The Re-domiciliation Process
- Feasibility assessment – Verify that the laws of the company’s current jurisdiction permit outbound re-domiciliation and that Cyprus law permits inbound re-domiciliation of companies from that jurisdiction.
- Shareholder resolution – Obtain a special resolution of the company’s shareholders authorising the transfer of domicile to Cyprus.
- Prepare Cyprus constitutional documents – Draft a Memorandum and Articles of Association compliant with Cyprus Companies Law, Cap. 113.
- Application to the Cyprus Registrar – Submit the application for continuation together with:
- Certified copy of the certificate of incorporation from the country of origin.
- Certificate of Good Standing from the country of origin.

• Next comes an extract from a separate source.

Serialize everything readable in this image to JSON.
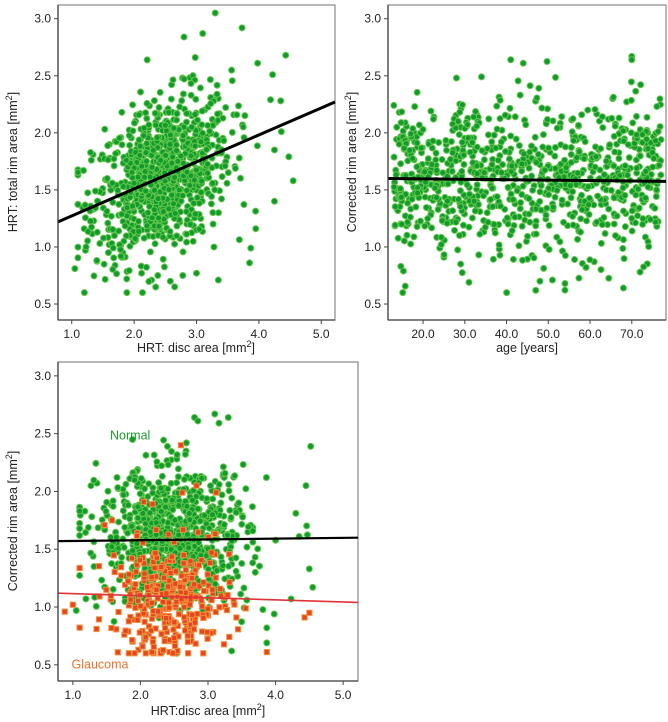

- Certified copy of the company’s current constitutional documents.
- Shareholders’ resolution authorising the re-domiciliation.
- New Memorandum and Articles of Association for the Cyprus entity.
- Form HE1 (statutory declaration of compliance) and Form HE2 (details of officers and registered office).
- Details of all directors, shareholders, and ultimate beneficial owners with KYC documentation.
- Registrar’s review – The Registrar examines the application and may request additional documents or information.
- Certificate of Continuation – Upon approval, the Registrar issues a Certificate of Continuation, confirming that the company is now registered as a Cyprus company.
- De-registration in the country of origin – Obtain confirmation of de-registration or removal from the register in the original jurisdiction.
Effect of Re-domiciliation
Upon registration in Cyprus, the re-domiciled company:
- Becomes a company governed by Cyprus Companies Law, Cap. 113.
- Retains its original incorporation date and continuous legal existence.
- Maintains all existing contracts, assets, liabilities, rights, and obligations.
- Is subject to all rights and obligations of a Cyprus-incorporated company, including tax registration, annual filing, and audit requirements.
- May apply for a Cyprus tax identification number and establish Cyprus tax residency.
Timeline
The re-domiciliation process typically takes 2 to 4 months from start to completion, depending on:
- The speed of obtaining the required approvals and documents from the jurisdiction of origin.
- The completeness of the application submitted to the Cyprus Registrar.
- The complexity of the company’s corporate structure and the volume of due diligence required.
Re-domiciliation Out of Cyprus
It is worth noting that Section 354C of the Companies Law also permits Cyprus-registered companies to re-domicile out of Cyprus to another jurisdiction that allows inbound continuation. This bidirectional flexibility enhances the attractiveness of Cyprus as a jurisdiction that respects the evolving needs of international businesses.